Poi ci sono i testi di Carma, barre taglienti e cariche di tensione che nel loro insieme danno forma al concept di fondo dell’album: Wadirum è la Valle della Luna georgiana, territorio desertico roccioso scelto dagli Studio Murena come simbolo di «un luogo altro lontano dalla quotidianità e da tutti i condizionamenti che subiamo nelle nostre vite reali, un luogo della mente dove, come accade nel deserto, potersi abbandonare a miraggi e illusioni ed essere liberi». Temi, questi, che in sintonia con la voglia di fare musica senza compromessi tornano a più riprese nel disco assieme al bisogno di urlare contro l’aria sempre più soffocante che si respira nella Milano mecca del business (no, il capoluogo lombardo non è quella che definiscono “la capitale morale d’Italia” e “la Milano che mi ingoia, principessa della paranoia” dei Casino Royale ha messo su i muscoli), contro una modernità arida che ci spinge avanti senza sapere dove e se ne fotte degli ultimi (“ridi fuori e muori dentro”, “la giustizia è cieca”), oltre che con le riflessioni più introspettive e personali di Carma. «Quando scrivo mi piace creare dei flussi di coscienza abbastanza compatti», dice lui. «Con questo album sono arrivato ad aprirmi di più, la quota autobiografia è decisamente più abbondante, ma a parte questo le liriche sono uno statement: noi siamo questa cosa qua, facciamo questa cosa qua, questa è la nostra cosa e ha dignità di esistere. Ci sono pezzi romantici, se così si può dire, e altri più sociali, ma il discorso principale riguarda il fatto che come Studio Murena facciamo parte di una fetta che viene perlopiù relegata nell’ambito della nicchia e che però, come tutte le nicchie, è fondamentale per il panorama musicale italiano tutto, perché c’è necessità di diversificare».

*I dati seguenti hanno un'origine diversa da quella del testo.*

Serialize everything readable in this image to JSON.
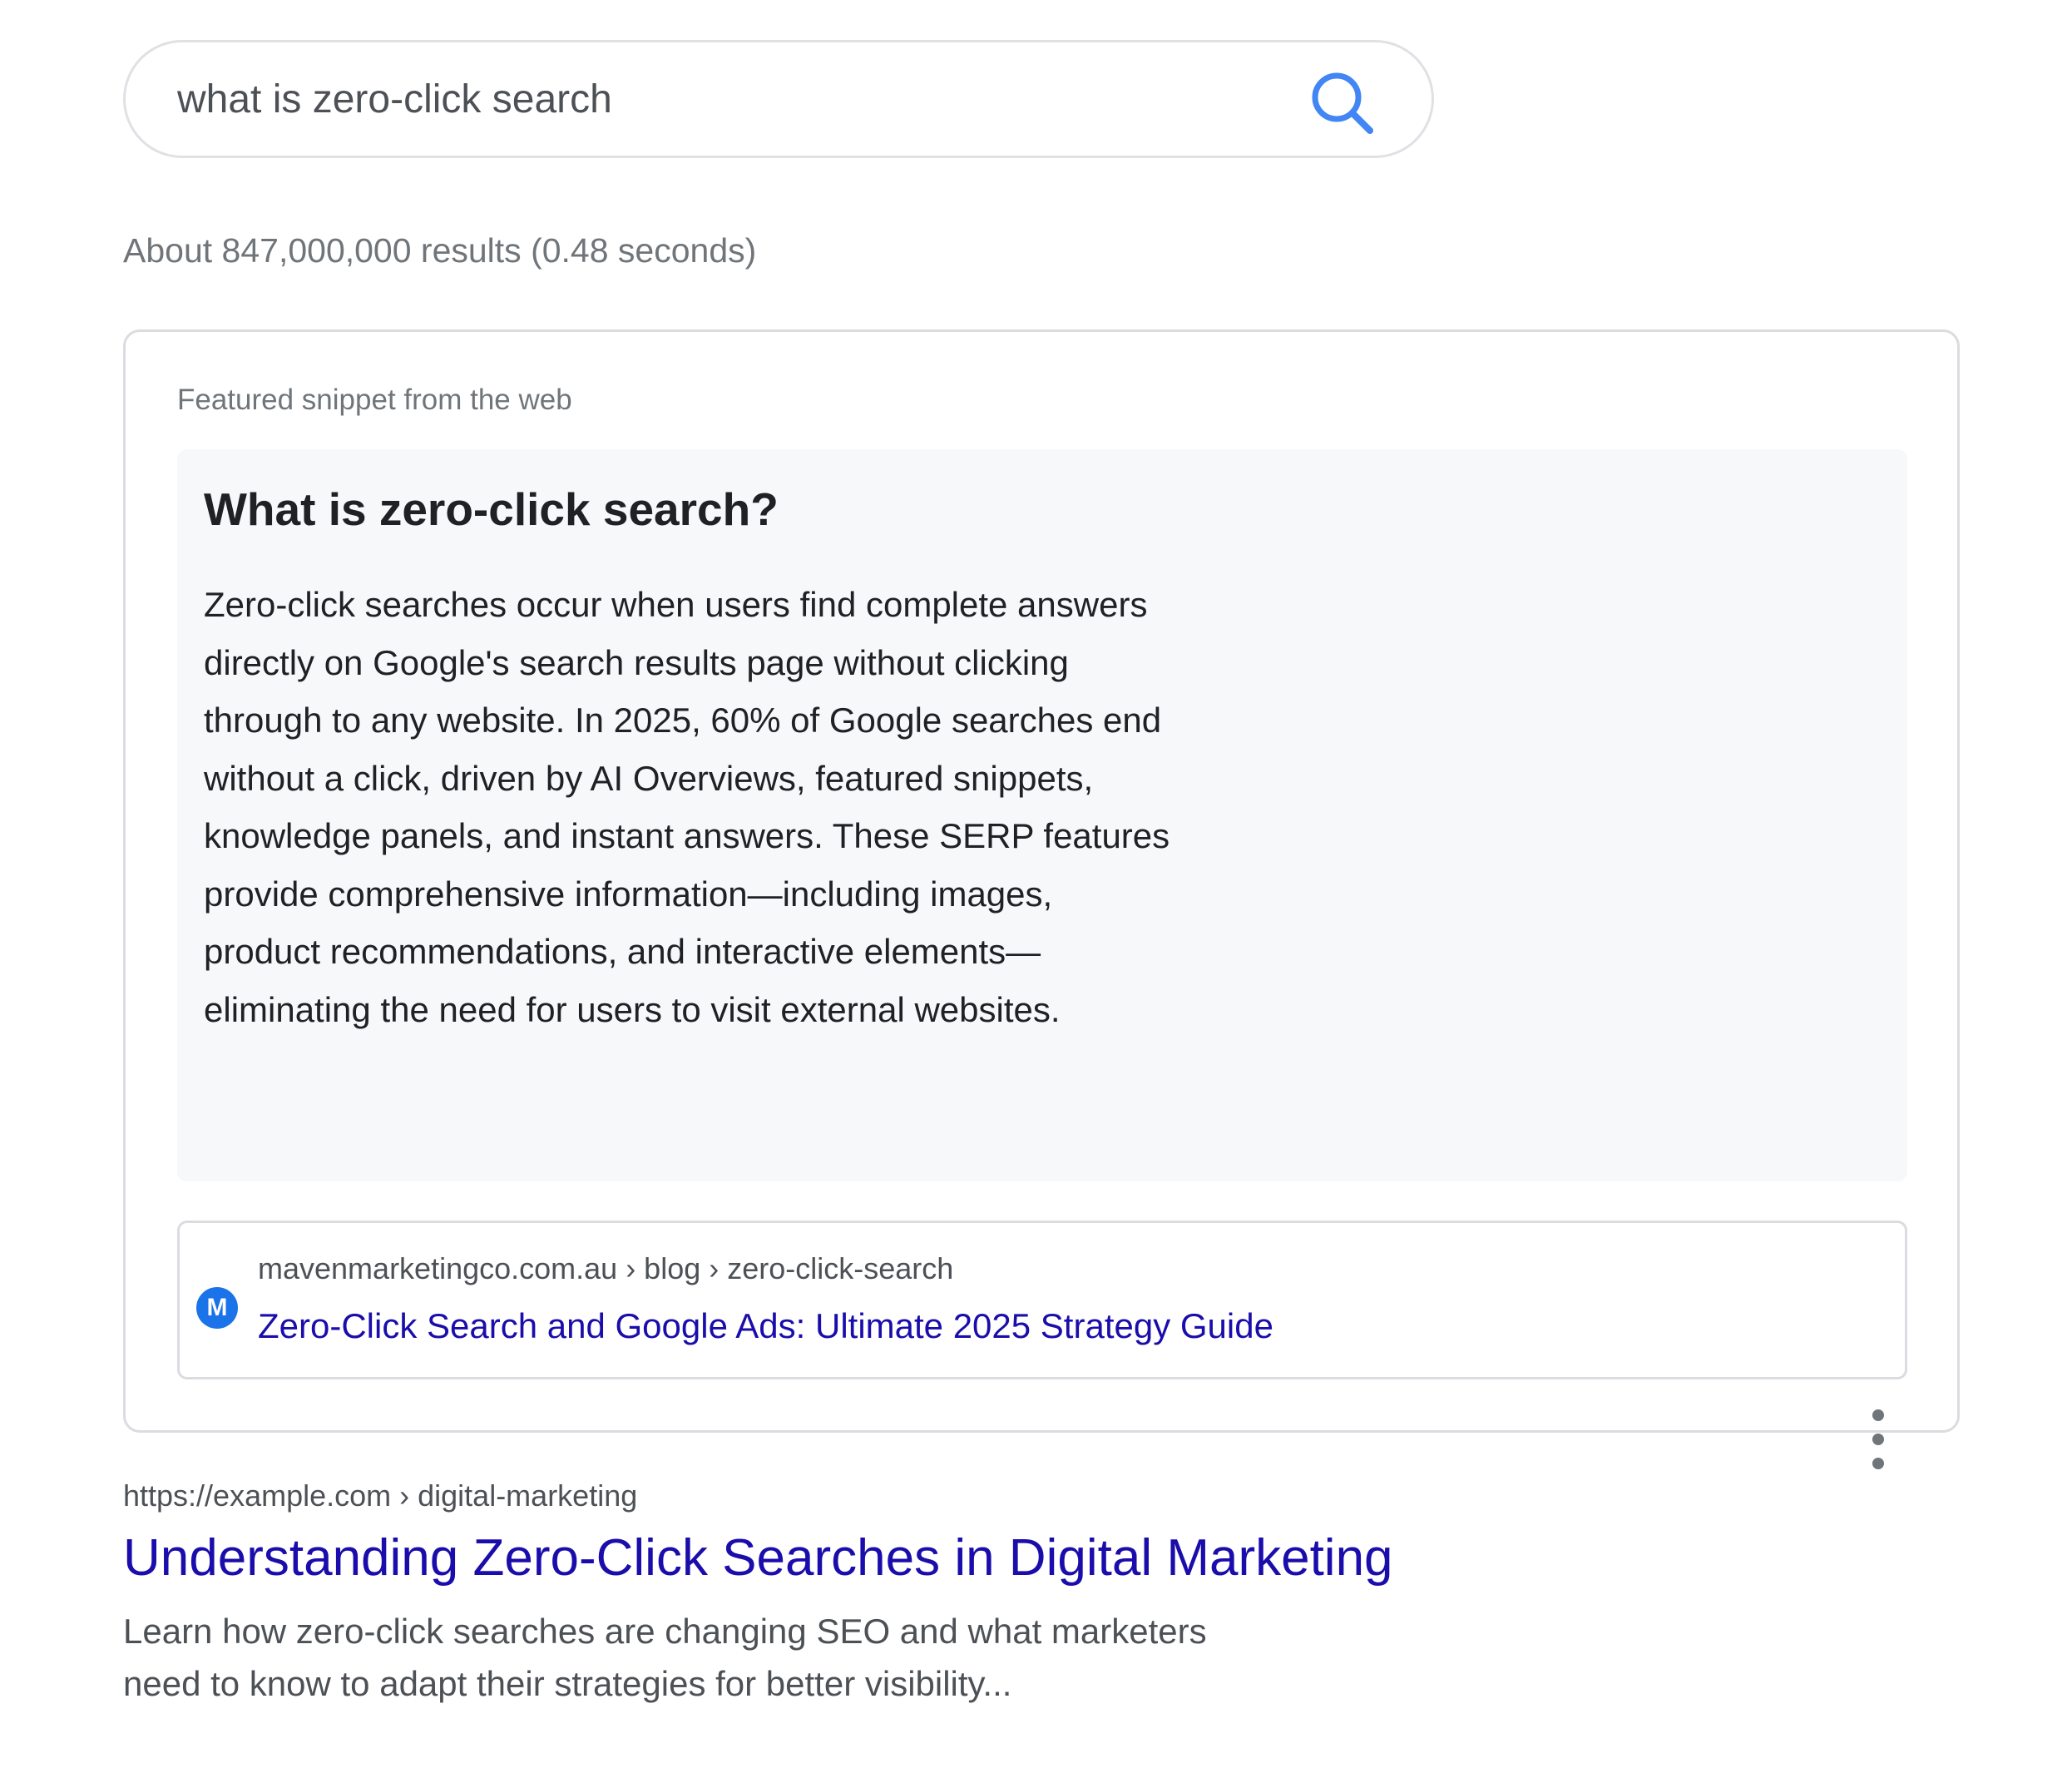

Alla base un’attitudine esplorativa che non teme le ibridazioni e che si concretizza nella trasversalità dei featuring, con la raffinatezza della tromba di Fresu, le peregrinazioni del sax tenore di Gabrielli, le venature soul di Ghemon, Laila Al Habash e Arya, il conscious rap di un rappresentante dell’hip hop old school come Danno. E l’aspirazione a far confluire il tutto in un suono ricco di texture come il marmo di Carrara immortalato da Luca Maledet nell’immagine di copertina. La prima occasione per sentirlo live sarà al Mi Ami Festival il 26 maggio, cui seguiranno varie date incluso un concerto il 24 giugno al Lido di Camaiore prima dei Jamiroquai. Non si parli, però, di virtuosi: gli Studio Murena non hanno alcuna intenzione di farsi mettere in un angolo a ricoprire il ruolo dei secchioni senza mordente: «Sappiamo suonare, ma a parte che ci sono musicisti decisamente più bravi di noi, prima della tecnica pensiamo contino le idee. Ed è su queste che puntiamo».